Mitochondrial secondary mechanism PNC-27 can enter cancer cells and disrupt mitochondrial membranes, providing a second intracellular cytotoxic mechanism beyond plasma membrane pore formation. The mechanistic details of how PNC-27 reaches mitochondria after plasma membrane disruption or whether it independently traffics to mitochondria are not fully characterized.

p53-independence and chemotherapy resistance bypass Conventional chemotherapy drugs that damage DNA rely on an intact p53 response to trigger apoptosis in cancer cells. Tumors with p53 mutations (>50% of human cancers) are intrinsically resistant to these DNA-damage-based mechanisms. PNC-27 bypasses this entirely — its kill mechanism requires no intracellular signaling cascade. Multidrug resistance (MDR) pumps, which export hydrophilic chemotherapy molecules, are also irrelevant to a peptide that kills by membrane disruption. This makes PNC-27 theoretically effective against some of the most treatment-resistant cancer phenotypes.

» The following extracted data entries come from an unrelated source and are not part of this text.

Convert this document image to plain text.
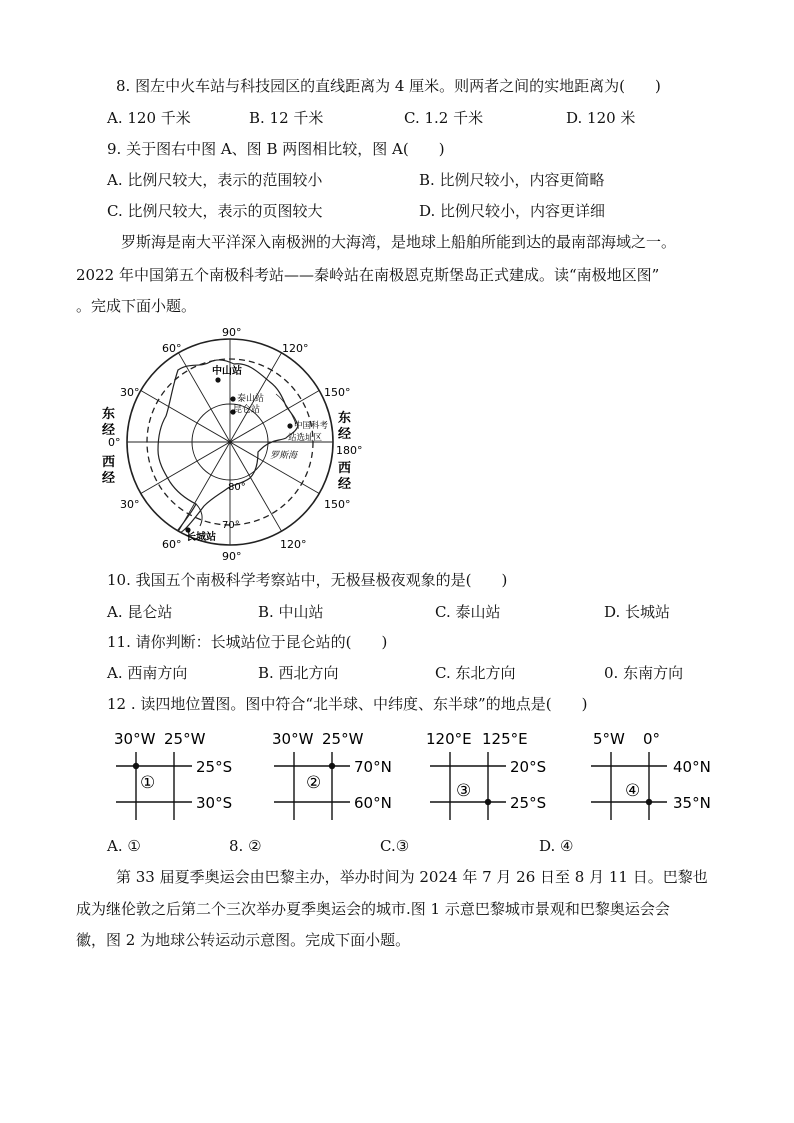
8. 图左中火车站与科技园区的直线距离为 4 厘米。则两者之间的实地距离为(　　)
A. 120 千米	B. 12 千米	C. 1.2 千米	D. 120 米
9. 关于图右中图 A、图 B 两图相比较，图 A(　　)
A. 比例尺较大，表示的范围较小	B. 比例尺较小，内容更简略
C. 比例尺较大，表示的页图较大	D. 比例尺较小，内容更详细
罗斯海是南大平洋深入南极洲的大海湾，是地球上船舶所能到达的最南部海域之一。
2022 年中国第五个南极科考站——秦岭站在南极恩克斯堡岛正式建成。读“南极地区图”
。完成下面小题。
90°
60°	120°
30°	150°
0°
180°
30°	150°
60°	120°
90°
东
经
西
经
东
经
西
经
80°
70°
中山站
泰山站
昆仑站
中国科考
站选址区
罗斯海
长城站
10. 我国五个南极科学考察站中，无极昼极夜观象的是(　　)
A. 昆仑站	B. 中山站	C. 泰山站	D. 长城站
11. 请你判断：长城站位于昆仑站的(　　)
A. 西南方向	B. 西北方向	C. 东北方向	0. 东南方向
12 . 读四地位置图。图中符合“北半球、中纬度、东半球”的地点是(　　)
30°W 25°W
①
25°S
30°S
30°W 25°W
②
70°N
60°N
120°E 125°E
③
20°S
25°S
5°W 0°
④
40°N
35°N
A. ①	8. ②	C.③	D. ④
第 33 届夏季奥运会由巴黎主办，举办时间为 2024 年 7 月 26 日至 8 月 11 日。巴黎也
成为继伦敦之后第二个三次举办夏季奥运会的城市.图 1 示意巴黎城市景观和巴黎奥运会会
徽，图 2 为地球公转运动示意图。完成下面小题。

Limitations of the mechanism model The entire mechanistic model is built from in vitro cell culture and single in vivo rodent studies. In vivo, the pharmacokinetics, tissue distribution, and selectivity in a complex organism with a vasculature, immune system, and heterogeneous tissues may differ substantially from cell culture predictions. The unidentified HDM-2 expression profile across the human body's normal tissues is a critical unknown — if any normal tissue expresses low levels of surface HDM-2, PNC-27 could cause off-target damage in vivo.

── Evidence
§16

Evidence Index

Quantitative claims trace to these source studies. Population, dose, and study type matter — claims from HIV-lipodystrophy trials don't transfer cleanly to healthy adults; data from supraphysiologic doses doesn't apply at TRT.

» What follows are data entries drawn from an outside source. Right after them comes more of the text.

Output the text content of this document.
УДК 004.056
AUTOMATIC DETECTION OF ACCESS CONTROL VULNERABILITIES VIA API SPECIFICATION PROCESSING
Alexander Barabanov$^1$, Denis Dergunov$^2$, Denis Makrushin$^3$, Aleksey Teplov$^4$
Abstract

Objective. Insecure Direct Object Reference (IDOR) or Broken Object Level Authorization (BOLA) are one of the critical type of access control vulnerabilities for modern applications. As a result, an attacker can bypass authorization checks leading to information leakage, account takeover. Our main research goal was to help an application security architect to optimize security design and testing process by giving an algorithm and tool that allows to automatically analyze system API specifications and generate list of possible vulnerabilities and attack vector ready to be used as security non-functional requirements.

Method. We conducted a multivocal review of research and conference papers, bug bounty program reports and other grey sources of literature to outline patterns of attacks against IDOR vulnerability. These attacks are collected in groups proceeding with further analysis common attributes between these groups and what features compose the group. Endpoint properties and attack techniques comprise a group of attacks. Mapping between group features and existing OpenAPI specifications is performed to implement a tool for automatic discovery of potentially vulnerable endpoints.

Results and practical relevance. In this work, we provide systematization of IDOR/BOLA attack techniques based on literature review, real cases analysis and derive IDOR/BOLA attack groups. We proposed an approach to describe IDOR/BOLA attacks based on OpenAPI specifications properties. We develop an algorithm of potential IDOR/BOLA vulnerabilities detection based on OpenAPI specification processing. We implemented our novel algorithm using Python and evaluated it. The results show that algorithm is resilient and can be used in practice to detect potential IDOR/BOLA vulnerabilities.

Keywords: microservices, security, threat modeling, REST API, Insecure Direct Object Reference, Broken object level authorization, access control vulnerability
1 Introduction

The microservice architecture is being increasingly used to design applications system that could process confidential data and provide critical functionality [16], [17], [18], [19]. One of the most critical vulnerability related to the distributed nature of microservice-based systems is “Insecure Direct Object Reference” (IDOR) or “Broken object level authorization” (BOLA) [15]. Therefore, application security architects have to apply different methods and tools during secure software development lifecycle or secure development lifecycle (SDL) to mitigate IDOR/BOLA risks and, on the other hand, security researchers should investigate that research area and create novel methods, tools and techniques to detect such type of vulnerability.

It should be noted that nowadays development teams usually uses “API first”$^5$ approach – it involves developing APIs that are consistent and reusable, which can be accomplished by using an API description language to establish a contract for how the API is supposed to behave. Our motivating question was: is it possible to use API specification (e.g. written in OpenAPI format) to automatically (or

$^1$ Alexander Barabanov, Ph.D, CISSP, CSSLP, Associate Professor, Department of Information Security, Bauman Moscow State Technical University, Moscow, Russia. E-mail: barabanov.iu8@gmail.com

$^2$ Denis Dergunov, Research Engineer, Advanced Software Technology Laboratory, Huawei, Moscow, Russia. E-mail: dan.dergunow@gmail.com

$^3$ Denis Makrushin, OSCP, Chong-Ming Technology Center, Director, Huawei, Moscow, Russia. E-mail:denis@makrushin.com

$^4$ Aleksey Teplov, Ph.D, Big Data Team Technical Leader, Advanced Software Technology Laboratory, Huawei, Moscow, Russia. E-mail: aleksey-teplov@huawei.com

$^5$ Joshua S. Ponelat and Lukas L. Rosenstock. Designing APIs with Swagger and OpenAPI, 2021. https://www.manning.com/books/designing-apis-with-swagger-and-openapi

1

#observed-effects-1in_vitro

50 mcg/mL PNC-27 induces 100% cancer cell death in MIA-PaCa-2 pancreatic cancer cells within 90 minutes

population: MIA-PaCa-2 pancreatic adenocarcinoma cell line in vitrodose: 50 mcg/mL

Cell line data; in vivo tumor response in humans is unknown and may differ substantially

#observed-effects-2in_vitro

Near-complete killing of leukemia and breast cancer lines

population: Multiple leukemia (U937, OCI-AML3, HL-60) and breast cancer cell lines in vitro

In vitro cell culture; specific dose and percentage kill not available in accessible source text

#dosing-protocols-1animal

40 mg/kg intraperitoneal once daily for 2-3 weeks shows anti-tumor efficacy in vivo

population: MllPTD/WT/Flt3ITD/ITD AML mouse modeldose: 40 mg/kg IP daily

Mouse AML engraftment/survival signal from product-sheet-cited research; IP dosing is not directly translatable to human SubQ protocols, and cross-species scaling conflicts with low community microgram protocols

#adverse-effects-1case_report2017n=1

A 46-year-old woman with end-stage metastatic cervical cancer developed massive GI hemorrhage two days after PNC-27 infusion and required 6 units packed red blood cells

population: Single published human case report; end-stage metastatic cervical cancer with urostomy and colostomy after experimental treatment

Temporal association only; advanced cancer and bowel involvement provide independent hemorrhage mechanisms, so causality remains unresolved

Not medical advice. PepTutor summarizes fallible research and community signal for trained practitioners; some compounds are research-only, unapproved, controlled, jurisdiction-dependent, or labeled not for human consumption.